Subió a la más alta montaña, al alba, todo se reducía a la luz de la mañana y a la tranquilidad, desde allí veía el castillo de la reina de la Lluvia.

Ella pisó ese castillo, fue en otro tiempo, donde ambas no sabía lo que saben, que las personas cambian, y más si se encierran en un castillo de muros grises, cubierto de negras nubes de tristeza y odio.

En la tierra de Grird llovía como un acto natural, nevaba como un acto natural y salía el sol como debía salir. En aquellas tierras todo era inducido por el estado de ánimo de la reina de la Lluvia, las tormentas eran temibles, los truenos y relampagos daban paso a las ventiscas y con ellas al silencio más absoluto. Hace tiempo que pastores y señores dejaron sus tierras, se hacía imposible vivir en tierras de roca y frío.
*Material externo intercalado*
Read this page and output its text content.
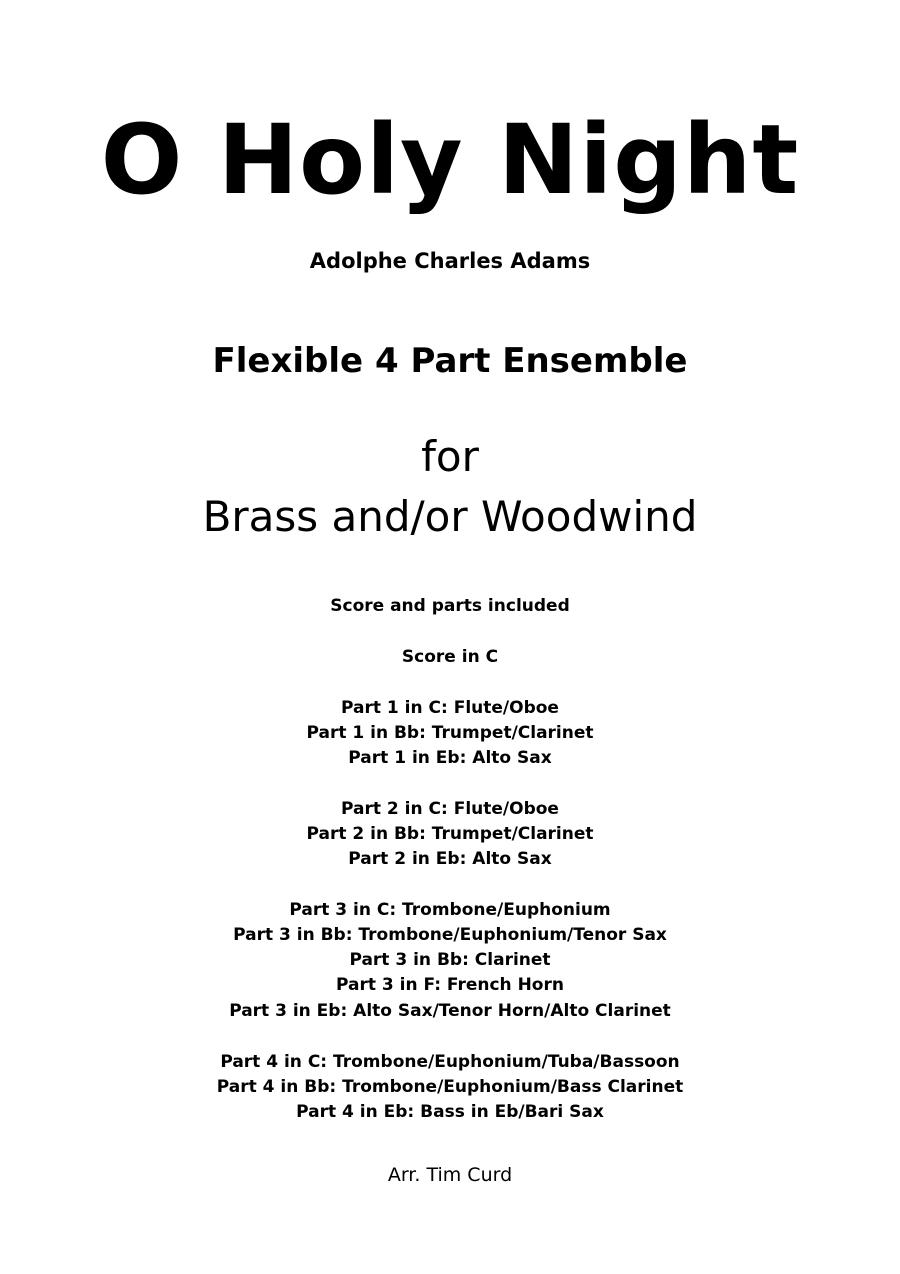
O Holy Night
Adolphe Charles Adams
Flexible 4 Part Ensemble
for
Brass and/or Woodwind
Score and parts included
Score in C
Part 1 in C: Flute/Oboe
Part 1 in Bb: Trumpet/Clarinet
Part 1 in Eb: Alto Sax
Part 2 in C: Flute/Oboe
Part 2 in Bb: Trumpet/Clarinet
Part 2 in Eb: Alto Sax
Part 3 in C: Trombone/Euphonium
Part 3 in Bb: Trombone/Euphonium/Tenor Sax
Part 3 in Bb: Clarinet
Part 3 in F: French Horn
Part 3 in Eb: Alto Sax/Tenor Horn/Alto Clarinet
Part 4 in C: Trombone/Euphonium/Tuba/Bassoon
Part 4 in Bb: Trombone/Euphonium/Bass Clarinet
Part 4 in Eb: Bass in Eb/Bari Sax
Arr. Tim Curd
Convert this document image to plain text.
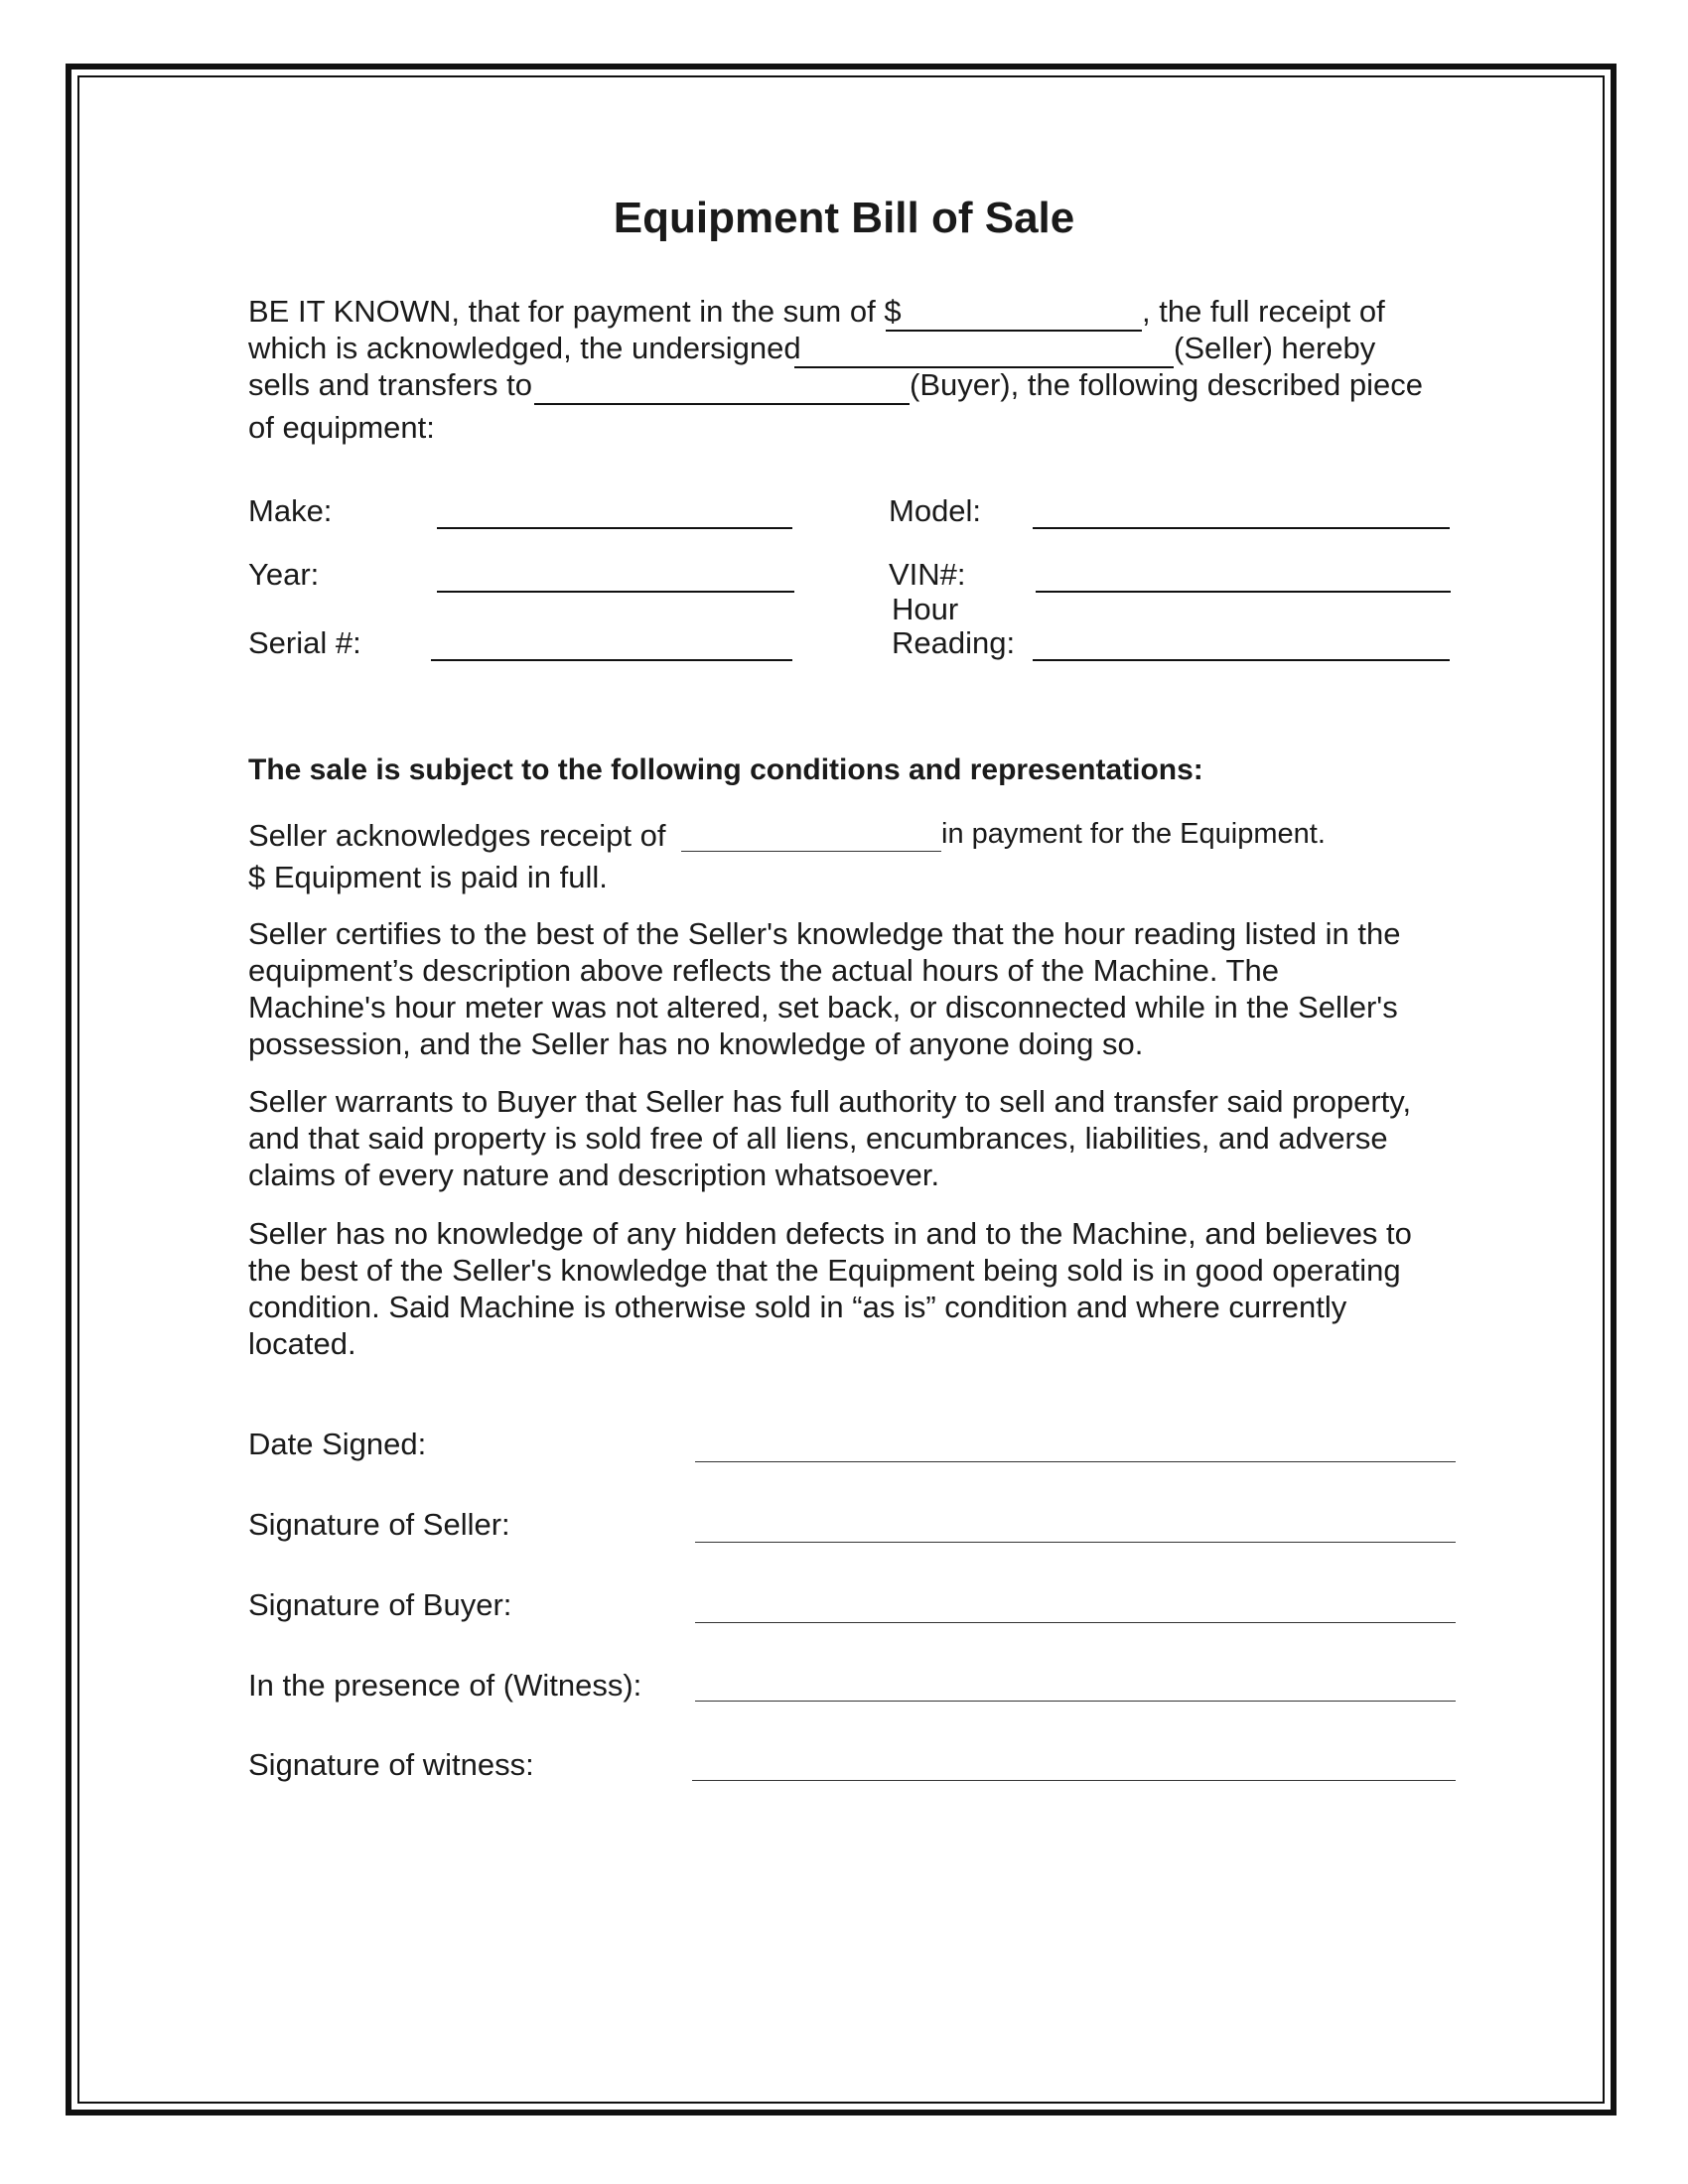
Equipment Bill of Sale
BE IT KNOWN, that for payment in the sum of $	, the full receipt of
which is acknowledged, the undersigned	(Seller) hereby
sells and transfers to	(Buyer), the following described piece
of equipment:
Make:	Model:
Year:	VIN#:
Hour
Serial #:	Reading:
The sale is subject to the following conditions and representations:
Seller acknowledges receipt of	in payment for the Equipment.
$ Equipment is paid in full.
Seller certifies to the best of the Seller's knowledge that the hour reading listed in the equipment’s description above reflects the actual hours of the Machine. The Machine's hour meter was not altered, set back, or disconnected while in the Seller's possession, and the Seller has no knowledge of anyone doing so.
Seller warrants to Buyer that Seller has full authority to sell and transfer said property, and that said property is sold free of all liens, encumbrances, liabilities, and adverse claims of every nature and description whatsoever.
Seller has no knowledge of any hidden defects in and to the Machine, and believes to the best of the Seller's knowledge that the Equipment being sold is in good operating condition. Said Machine is otherwise sold in “as is” condition and where currently located.
Date Signed:
Signature of Seller:
Signature of Buyer:
In the presence of (Witness):
Signature of witness:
Grird sólo tenía su choza cerca de un acantilado, pero era una choza hecha con sus manos, resistente, en un paramo donde las flores crecían y la hierva se asomaba por donde mirabas.

Se subió a un risco muy muy alto, y alzo su vara, las nubes se disiparon alrededor de su castillo. Más la reina se asomó al balcón, vio a Grird con su bastón en alto y cerró las nubes. Grird no quiso combatir, pensaba que tanta nube no podia ser buena. Más hubo un tiempo en que trato de disipar las nubes, pensaba que no era justo para la población someterse a la tristeza y al ostracismo. Sólo consiguió que se la tratase con odio y desden.

Por ello de manera pacífica Grird salió del castillo y de vez en cuando, buscaba un segundo de sol para la piedra, porque la reina se olvidó que hasta el mármol más duro se corrompe con la lluvia y los elementos.

Más una elfa, una simple hechicera no debía darle clases a una reina, mucho más cuando las clasea altas, todo el mundo sabe, son orgullosas y no admiten consejos. Grird era poderosa, pero no era esa su batalla.

-Ya estás otra vez verdad?

Se volvió, era Ille, una elfa curandera de las colinas de la tierra roja. Bajo de un salto del peñasco.

-Tengo que hacerlo y lo sabes.

-Pero si no sirve de nada!

-Tiene que servir.

-Al final morirá ahogada, la tierra no aguantará el peso del castillo en una tierra cenagosa como la que crea, gritará tu nombre cuando el barro le llegue a las orejas.

-Mira que eres exagerada.

Ambas se cogieron de la mano y se dirigieron al bosque.